12. The lashing belt of claim 11, wherein a convex section of the second snap hole is protruded toward the first snap hole.

13. The lashing belt of claim 1, wherein an angle between the ratchets of the first and second snaps is 180°.

14. The lashing belt of claim 13, wherein the first head portion and the second head portion are arranged in a direction perpendicular to a length direction of the belt body.

15. The lashing belt of claim 13, wherein cross-sections of the first and second snap holes have a convex shape.

16. The lashing belt of claim 15, wherein a convex section of the first snap hole is protruded toward the belt body.

17. The lashing belt of claim 16, wherein a convex section of the second snap hole is protruded toward the first snap hole.

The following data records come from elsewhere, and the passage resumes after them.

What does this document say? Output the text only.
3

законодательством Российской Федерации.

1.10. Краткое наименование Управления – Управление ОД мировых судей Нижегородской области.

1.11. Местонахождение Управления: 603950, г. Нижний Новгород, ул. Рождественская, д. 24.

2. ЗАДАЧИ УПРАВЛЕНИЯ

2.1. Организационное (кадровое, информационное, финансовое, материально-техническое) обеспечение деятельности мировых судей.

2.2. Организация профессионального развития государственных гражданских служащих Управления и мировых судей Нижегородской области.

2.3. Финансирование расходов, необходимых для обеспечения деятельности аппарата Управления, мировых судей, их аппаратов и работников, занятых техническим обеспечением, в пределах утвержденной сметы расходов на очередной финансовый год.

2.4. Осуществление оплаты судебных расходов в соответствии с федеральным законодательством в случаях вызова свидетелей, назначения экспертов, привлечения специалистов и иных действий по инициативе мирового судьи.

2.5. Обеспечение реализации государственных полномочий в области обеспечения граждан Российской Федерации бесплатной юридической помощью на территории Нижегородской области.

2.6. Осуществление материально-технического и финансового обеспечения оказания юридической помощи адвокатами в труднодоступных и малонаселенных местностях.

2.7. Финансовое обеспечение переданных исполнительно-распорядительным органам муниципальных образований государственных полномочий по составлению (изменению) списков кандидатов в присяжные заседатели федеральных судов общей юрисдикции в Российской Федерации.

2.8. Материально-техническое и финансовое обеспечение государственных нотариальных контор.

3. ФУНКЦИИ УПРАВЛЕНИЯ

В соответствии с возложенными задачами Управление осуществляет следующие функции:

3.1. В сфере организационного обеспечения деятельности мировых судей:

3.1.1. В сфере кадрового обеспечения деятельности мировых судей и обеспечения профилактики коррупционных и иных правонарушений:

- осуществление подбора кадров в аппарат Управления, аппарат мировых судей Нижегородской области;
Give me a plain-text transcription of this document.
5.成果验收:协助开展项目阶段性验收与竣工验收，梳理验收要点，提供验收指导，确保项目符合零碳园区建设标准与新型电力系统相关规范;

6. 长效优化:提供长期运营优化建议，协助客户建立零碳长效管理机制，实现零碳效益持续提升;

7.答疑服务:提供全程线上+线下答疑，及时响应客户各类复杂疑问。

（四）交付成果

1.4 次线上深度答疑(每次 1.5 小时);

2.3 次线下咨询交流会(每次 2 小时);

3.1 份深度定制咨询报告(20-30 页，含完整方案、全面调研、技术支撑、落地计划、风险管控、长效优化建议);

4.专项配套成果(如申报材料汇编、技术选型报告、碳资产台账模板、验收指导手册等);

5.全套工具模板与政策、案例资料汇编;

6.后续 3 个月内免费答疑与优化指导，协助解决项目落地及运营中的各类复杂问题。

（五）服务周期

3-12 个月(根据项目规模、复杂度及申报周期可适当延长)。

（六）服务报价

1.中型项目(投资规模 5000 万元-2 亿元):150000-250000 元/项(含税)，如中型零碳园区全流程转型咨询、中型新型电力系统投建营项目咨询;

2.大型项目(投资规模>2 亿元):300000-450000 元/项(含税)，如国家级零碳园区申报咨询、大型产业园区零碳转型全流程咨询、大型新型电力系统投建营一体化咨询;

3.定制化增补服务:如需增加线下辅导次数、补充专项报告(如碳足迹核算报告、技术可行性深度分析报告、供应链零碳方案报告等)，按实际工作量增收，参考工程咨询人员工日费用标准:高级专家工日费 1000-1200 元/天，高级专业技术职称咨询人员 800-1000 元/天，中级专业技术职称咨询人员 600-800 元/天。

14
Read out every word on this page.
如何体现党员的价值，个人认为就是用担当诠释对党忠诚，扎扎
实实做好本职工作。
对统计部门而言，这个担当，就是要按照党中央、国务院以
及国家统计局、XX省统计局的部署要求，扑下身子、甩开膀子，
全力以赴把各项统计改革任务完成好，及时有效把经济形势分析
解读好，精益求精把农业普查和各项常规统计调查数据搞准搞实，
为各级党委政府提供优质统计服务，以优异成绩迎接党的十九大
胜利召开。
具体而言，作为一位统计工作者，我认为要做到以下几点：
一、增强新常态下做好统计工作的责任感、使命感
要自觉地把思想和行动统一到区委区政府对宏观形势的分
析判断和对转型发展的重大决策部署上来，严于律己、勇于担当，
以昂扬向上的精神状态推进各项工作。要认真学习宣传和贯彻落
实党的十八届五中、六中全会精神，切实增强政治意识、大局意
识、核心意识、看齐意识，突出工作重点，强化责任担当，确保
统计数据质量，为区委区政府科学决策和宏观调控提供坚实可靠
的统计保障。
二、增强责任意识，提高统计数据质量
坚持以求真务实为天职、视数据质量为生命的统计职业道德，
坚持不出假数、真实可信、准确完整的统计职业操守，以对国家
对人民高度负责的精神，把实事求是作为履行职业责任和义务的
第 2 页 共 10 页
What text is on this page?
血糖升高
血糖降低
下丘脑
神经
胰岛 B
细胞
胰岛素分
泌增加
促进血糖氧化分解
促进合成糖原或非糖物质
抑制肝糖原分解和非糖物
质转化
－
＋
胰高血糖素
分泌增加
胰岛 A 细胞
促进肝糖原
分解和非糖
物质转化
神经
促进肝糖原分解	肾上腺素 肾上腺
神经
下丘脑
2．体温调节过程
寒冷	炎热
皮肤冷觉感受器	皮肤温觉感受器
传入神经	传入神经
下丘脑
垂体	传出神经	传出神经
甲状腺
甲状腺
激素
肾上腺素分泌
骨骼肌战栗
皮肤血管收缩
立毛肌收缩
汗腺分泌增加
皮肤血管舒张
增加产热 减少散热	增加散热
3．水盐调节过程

18. The lashing belt of claim 1, wherein cross-sections of the first and second snap holes have a rectangular shape or an elliptical shape.

19. The lashing belt of claim 1, wherein the free end of the belt body has a tapered width.

20. The lashing belt of claim 1, further comprising a first elastic pressing section disposed at an end of the first snap and extended outside the first snap hole and a second elastic pressing section disposed at an end of the second snap and extended outside the second snap hole.